Suzuki Shin’ichi (né en 1957)
(p. 39)
Son ballon qui éclate –
Pour le garçon
Le ciel s’est éloigné
*
(p. 80)
Pendu
Dans une toile d’araignée –
Le ciel de l’après-guerre
*
(p. 170)
Ces enfants qui veulent dessiner
Des navires de guerre –
Je les plains
Takahashi Shizumi (née en 1973)
(p. 167)
Dans un coin de mon ventre
Il y a le ciel
De Pearl Harbor
Taneda Santôka (1882-1940)
(p. 176)
Seulement ce chemin
Où je marche seul
Oui, c’est un haïku de « deux vers » au lieu de trois (rythmique japonaise de 5-7 au lieu de 5-7-5). Et, non, vous ne ferez pas de blague sur Jean-Jacques Goldman.
(Trop tard.)
Terayama Shûji (1935-1983)
(p. 64)
Été dans la réserve –
Serrés au fond des livres
Les mots des auteurs morts
*
(p. 147)
Rhume d’hiver –
La pièce s’achève
Sur la mort du poète
*
(p. 153)
S’évader !
Et que se brise
Le crayon de l’hiver
Tomiyasu Fûsei (1885-1979)
(p. 116)
Le bruissement des insectes
La lumière de la une –
Souvent je les oublie
Usami Gyomoku (né en 1926)
(p. 114)
Midi d’automne –
Dans la ruche
Le bruit du pas des abeilles
Usuda Arô (1879-1951)
(p. 51)
Les azalées flamboient –
Tout ce qui vit
Va vers la mort
Wada Gorô (né en 1923)
(p. 27)
Dans la montagne
Les arbres font halte –
On enterre le printemps
Yoshida Tôshirô (né en 1927)
(p. 104)
Bientôt
L’homme posera une échelle
Contre la Voie lactée
Yotsuya Ryû (né en 1958)
(p. 108)
Déchirant le brouillard
Voici
Le visage blanc d’un ami
UNE AFFAIRE À SUIVRE…
Le bilan est donc très positif – oui, j’ai aimé ces haïkus ! Dingue… Mais c’est rassurant, quelque part.
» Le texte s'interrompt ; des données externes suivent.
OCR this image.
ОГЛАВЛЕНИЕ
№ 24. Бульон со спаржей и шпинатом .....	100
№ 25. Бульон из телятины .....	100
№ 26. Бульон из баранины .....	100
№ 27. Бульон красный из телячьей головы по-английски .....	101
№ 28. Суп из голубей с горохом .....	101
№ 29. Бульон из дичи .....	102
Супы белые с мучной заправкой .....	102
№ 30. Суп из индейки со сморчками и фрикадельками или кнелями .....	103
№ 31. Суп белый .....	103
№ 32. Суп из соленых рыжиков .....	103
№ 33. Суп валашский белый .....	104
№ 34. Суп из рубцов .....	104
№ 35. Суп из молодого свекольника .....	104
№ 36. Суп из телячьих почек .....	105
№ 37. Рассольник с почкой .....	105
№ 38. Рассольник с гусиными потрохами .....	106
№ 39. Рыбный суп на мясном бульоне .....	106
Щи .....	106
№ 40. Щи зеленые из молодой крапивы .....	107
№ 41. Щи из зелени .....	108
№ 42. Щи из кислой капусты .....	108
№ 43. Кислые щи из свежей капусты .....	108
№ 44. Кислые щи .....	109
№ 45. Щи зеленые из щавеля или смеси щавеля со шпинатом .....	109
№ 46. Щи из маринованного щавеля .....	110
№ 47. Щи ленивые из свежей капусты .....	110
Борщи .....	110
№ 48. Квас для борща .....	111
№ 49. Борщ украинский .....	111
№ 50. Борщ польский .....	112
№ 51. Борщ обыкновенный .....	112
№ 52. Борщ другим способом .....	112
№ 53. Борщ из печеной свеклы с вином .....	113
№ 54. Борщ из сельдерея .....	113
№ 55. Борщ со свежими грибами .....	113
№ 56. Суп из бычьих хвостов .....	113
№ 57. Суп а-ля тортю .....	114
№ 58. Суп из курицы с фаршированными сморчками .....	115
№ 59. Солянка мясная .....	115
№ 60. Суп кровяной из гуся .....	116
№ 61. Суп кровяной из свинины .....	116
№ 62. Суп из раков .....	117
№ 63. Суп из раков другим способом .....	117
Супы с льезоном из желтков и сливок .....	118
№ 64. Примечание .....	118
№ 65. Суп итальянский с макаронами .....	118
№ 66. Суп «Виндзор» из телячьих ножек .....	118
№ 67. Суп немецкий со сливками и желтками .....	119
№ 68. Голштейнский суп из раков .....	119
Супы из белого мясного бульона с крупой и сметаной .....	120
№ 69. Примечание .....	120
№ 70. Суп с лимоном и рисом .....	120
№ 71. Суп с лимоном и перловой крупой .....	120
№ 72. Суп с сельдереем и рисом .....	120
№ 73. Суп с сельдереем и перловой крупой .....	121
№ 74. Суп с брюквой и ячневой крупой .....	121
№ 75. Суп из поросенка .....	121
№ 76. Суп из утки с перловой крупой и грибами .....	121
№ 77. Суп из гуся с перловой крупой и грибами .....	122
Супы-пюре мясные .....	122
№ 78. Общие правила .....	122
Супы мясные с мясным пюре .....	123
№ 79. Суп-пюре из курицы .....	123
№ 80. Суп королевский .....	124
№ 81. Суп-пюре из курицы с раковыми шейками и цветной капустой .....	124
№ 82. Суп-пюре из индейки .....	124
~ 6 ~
Mais, surtout, cela appelle des compléments. D’autant que la poésie japonaise contemporaine est bien loin de se limiter au haïku – en fait, on utilise même des termes différents pour désigner poètes et haïkistes… Une lecture en cours pourrait permettre d’éclairer un peu plus la question ; je devrais donc vous parler prochainement du recueil 101 Poèmes du Japon d’aujourd’hui… D'ici-là, l'anthologie Haiku du XXe siècle : le poème court japonais d'aujourd'hui m'a fait l'effet d'une belle réussite.